The idea of universal properties that hold for all types in a programming language could turn out to be powerful. It gives us a new way of thinking about various proposals to evolve a language, namely by relaxing one or more of them. Given the need for types that lack a given universal property, we have several ways of fulfilling this need:

• Provide a wrapper type that provides access to a value without exposing the property, as in Rust’s Pin.
• Provide a way to opt out of the property on the level of variables (fields, parameters, or locals).
• Add a trait encoding the property, and add a bound on that trait to generic parameters by default.

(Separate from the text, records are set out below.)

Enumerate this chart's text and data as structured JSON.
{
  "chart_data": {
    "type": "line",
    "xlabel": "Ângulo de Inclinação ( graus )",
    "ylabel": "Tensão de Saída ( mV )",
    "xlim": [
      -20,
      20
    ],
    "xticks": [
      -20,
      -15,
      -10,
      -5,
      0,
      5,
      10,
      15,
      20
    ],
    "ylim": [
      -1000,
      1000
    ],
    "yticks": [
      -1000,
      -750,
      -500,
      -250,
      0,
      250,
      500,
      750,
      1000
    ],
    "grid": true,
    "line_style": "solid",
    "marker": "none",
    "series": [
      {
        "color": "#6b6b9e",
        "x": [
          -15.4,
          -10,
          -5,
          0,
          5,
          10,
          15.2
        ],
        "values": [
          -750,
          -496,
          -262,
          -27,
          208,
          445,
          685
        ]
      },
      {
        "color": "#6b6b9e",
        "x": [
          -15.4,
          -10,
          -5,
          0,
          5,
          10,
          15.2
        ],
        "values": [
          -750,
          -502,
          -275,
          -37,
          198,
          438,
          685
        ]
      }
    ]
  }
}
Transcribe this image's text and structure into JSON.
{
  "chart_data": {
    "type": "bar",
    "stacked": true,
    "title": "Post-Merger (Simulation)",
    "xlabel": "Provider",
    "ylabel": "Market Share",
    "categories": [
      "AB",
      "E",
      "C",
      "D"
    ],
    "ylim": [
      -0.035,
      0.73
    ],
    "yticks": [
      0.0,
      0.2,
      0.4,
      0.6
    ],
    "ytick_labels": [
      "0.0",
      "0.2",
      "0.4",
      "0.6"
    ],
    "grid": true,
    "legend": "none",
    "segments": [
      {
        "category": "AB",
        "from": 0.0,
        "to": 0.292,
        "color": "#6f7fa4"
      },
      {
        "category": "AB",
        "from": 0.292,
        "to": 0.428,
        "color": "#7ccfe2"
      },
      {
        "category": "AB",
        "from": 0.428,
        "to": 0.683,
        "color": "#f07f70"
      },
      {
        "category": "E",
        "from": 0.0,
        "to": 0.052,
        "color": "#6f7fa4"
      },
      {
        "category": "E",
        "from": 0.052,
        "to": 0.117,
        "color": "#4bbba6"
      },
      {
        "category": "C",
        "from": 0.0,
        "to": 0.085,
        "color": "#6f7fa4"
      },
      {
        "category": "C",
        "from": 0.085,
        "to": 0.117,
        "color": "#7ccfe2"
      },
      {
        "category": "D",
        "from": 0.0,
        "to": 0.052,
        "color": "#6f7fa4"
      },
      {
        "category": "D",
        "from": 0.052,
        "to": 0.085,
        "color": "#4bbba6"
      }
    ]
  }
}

The first two methods are more suitable for properties that rarely need to be broken. The third method is suitable for properties that more than rarely fail to hold, or for those where the decision to follow an assumption is usually consistent for a given type. For example, it would be possible to add value semantics to Java using an annotation on variables that want to opt into it, but given a class like Vec3 that you’d almost always prefer to avoid a heap allocation for, you’d have to put that annotation on every variable of that type.^[4]

The trait approach, however, has its own disadvantages. Once the trait is added, many generic items will have stricter requirements on their type parameters than necessary, and adjusting these bounds will lead to code churn. Adapting to a formerly universal property being relaxed is especially difficult if it is implicit or if relying on it was pervasive. Adding a new trait also adds cognitive complexity to the language.

Aside from describing language evolution, the idea of universal properties gives an area for comparing different programming languages. It can also guide the development of new languages by providing insight on which assumptions are likely to be beneficial or problematic for achieving goals such as performance or interoperability with other languages.